I have a Parquet data lake stored in Azure Data Lake Gen2. I am using Synapse to perform serverless SQL queries on this data lake – and I then visualize this via Grafana, using Microsoft SQL Server as the data source. I am using OPENROWSET rather than creating External Tables.
My Parquet files are structured as below:
device/message/yyyy/mm/dd/xyz.parquet
In Grafana, I wish to create ‘Variable’ drop downs for enabling users to dynamically select devices, messages and columns within those messages.
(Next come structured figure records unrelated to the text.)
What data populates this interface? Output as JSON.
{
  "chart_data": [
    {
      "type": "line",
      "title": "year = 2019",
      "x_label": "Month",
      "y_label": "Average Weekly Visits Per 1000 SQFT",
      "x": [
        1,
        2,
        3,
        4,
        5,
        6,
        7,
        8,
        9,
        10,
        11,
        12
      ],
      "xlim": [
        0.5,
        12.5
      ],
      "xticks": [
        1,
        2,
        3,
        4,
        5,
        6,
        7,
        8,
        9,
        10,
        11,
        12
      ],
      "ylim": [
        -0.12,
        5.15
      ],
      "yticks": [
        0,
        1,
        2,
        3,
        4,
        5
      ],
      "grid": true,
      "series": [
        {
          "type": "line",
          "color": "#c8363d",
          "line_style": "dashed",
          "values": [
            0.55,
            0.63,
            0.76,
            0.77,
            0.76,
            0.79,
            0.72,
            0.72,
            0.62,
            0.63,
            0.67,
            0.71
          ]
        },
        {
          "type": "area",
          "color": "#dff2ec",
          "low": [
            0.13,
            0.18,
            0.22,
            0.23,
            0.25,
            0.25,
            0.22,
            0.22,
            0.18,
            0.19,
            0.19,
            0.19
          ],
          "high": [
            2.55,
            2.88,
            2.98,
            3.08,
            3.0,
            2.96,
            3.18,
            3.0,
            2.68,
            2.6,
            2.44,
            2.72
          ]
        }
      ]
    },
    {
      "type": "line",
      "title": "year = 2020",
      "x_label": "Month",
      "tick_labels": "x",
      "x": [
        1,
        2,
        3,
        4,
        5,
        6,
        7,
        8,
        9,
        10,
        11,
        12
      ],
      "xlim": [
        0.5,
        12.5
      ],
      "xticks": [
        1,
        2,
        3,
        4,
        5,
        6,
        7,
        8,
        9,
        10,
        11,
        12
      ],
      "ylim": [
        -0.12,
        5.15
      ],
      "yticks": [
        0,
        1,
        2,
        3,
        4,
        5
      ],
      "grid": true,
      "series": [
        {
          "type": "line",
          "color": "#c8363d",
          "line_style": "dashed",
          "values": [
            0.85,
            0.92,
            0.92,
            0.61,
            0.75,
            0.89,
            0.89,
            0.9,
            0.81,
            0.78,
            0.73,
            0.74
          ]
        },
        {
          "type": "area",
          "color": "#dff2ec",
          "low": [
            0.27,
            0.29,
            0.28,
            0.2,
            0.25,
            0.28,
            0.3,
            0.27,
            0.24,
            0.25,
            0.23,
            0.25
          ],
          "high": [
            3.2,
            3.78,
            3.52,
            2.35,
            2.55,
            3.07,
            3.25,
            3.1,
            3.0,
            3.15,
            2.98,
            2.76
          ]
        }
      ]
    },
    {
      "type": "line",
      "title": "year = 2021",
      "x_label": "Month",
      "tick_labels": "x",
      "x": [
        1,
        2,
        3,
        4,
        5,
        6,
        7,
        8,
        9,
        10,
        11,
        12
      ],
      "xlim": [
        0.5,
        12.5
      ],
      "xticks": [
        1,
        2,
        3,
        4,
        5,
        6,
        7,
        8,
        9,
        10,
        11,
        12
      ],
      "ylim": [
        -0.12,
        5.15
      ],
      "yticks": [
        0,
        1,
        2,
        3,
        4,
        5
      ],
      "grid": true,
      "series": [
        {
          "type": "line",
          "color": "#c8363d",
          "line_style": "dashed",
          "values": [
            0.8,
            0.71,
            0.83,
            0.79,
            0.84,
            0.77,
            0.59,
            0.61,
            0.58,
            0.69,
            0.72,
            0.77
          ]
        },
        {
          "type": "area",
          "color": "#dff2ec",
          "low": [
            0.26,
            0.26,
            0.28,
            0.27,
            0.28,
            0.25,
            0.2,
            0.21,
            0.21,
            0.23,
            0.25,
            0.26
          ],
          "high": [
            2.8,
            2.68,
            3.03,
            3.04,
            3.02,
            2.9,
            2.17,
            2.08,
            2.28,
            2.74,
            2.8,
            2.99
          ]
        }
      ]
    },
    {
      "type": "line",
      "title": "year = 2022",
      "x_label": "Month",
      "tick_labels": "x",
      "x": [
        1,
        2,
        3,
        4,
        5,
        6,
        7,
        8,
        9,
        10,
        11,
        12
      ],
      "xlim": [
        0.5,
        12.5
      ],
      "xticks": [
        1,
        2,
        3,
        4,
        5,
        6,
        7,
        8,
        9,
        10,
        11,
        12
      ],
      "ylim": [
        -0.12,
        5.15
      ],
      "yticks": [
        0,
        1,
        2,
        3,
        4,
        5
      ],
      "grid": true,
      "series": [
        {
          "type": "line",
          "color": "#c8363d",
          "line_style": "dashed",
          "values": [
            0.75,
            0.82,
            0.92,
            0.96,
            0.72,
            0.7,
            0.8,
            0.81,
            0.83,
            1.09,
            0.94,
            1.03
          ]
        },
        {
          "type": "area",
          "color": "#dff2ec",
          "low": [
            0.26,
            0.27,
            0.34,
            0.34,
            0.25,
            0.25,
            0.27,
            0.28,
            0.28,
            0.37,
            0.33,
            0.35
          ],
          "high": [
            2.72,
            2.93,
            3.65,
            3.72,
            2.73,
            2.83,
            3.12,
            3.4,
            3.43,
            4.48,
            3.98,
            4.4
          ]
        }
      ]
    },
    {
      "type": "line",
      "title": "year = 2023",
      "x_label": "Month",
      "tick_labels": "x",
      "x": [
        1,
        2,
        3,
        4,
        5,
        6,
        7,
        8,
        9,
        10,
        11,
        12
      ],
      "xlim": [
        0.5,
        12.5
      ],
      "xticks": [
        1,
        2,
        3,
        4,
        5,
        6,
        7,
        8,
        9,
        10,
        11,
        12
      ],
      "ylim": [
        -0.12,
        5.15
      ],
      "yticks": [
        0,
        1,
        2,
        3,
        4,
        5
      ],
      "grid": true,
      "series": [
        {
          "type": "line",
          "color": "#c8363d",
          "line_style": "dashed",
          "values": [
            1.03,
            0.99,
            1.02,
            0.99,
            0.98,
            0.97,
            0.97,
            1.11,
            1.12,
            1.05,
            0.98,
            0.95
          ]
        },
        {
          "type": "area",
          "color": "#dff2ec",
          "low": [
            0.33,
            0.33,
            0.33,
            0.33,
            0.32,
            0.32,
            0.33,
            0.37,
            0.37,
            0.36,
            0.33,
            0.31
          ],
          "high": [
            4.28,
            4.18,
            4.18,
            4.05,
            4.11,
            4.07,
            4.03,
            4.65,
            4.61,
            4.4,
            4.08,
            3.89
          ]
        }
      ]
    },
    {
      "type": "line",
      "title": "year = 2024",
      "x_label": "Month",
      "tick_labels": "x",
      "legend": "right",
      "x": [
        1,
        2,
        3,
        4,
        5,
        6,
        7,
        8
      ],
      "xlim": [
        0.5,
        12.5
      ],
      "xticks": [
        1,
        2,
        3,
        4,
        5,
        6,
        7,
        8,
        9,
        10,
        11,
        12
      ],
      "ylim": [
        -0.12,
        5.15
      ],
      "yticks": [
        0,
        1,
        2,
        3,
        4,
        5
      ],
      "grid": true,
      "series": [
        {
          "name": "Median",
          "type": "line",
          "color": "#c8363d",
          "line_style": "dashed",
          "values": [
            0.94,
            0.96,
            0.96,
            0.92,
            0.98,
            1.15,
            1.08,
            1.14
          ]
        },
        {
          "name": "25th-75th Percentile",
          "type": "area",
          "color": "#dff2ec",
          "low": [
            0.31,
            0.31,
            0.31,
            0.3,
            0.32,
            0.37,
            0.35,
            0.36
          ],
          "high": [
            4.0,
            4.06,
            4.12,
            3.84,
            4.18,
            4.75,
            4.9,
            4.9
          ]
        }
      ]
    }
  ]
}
I am struggling to create a single query that extracts the column names as values. I need this in order to create a ‘column’ variable dropdown. I have tried with below query:
SELECT TOP 1
*
FROM
OPENROWSET(
BULK '3BA199E2/CAN2_gnssimu/*/*/*/*',
DATA_SOURCE = 'ParquetDataLake',
FORMAT = 'PARQUET'
) AS r
WHERE
CONCAT(r.filepath(1), '-', r.filepath(2), '-', r.filepath(3)) BETWEEN CONVERT(date, $__timeFrom()) AND CONVERT(date, $__timeTo())
AND
$__timeFilter(t)
This works to some extent as it returns the columns of a selected device/message folder, but it also returns the 1st row. In Grafana, the implication is that the Variable dropdown contains the 1st row values, rather than the column values.
I am looking for a modified query that will instead return the column names as the end result.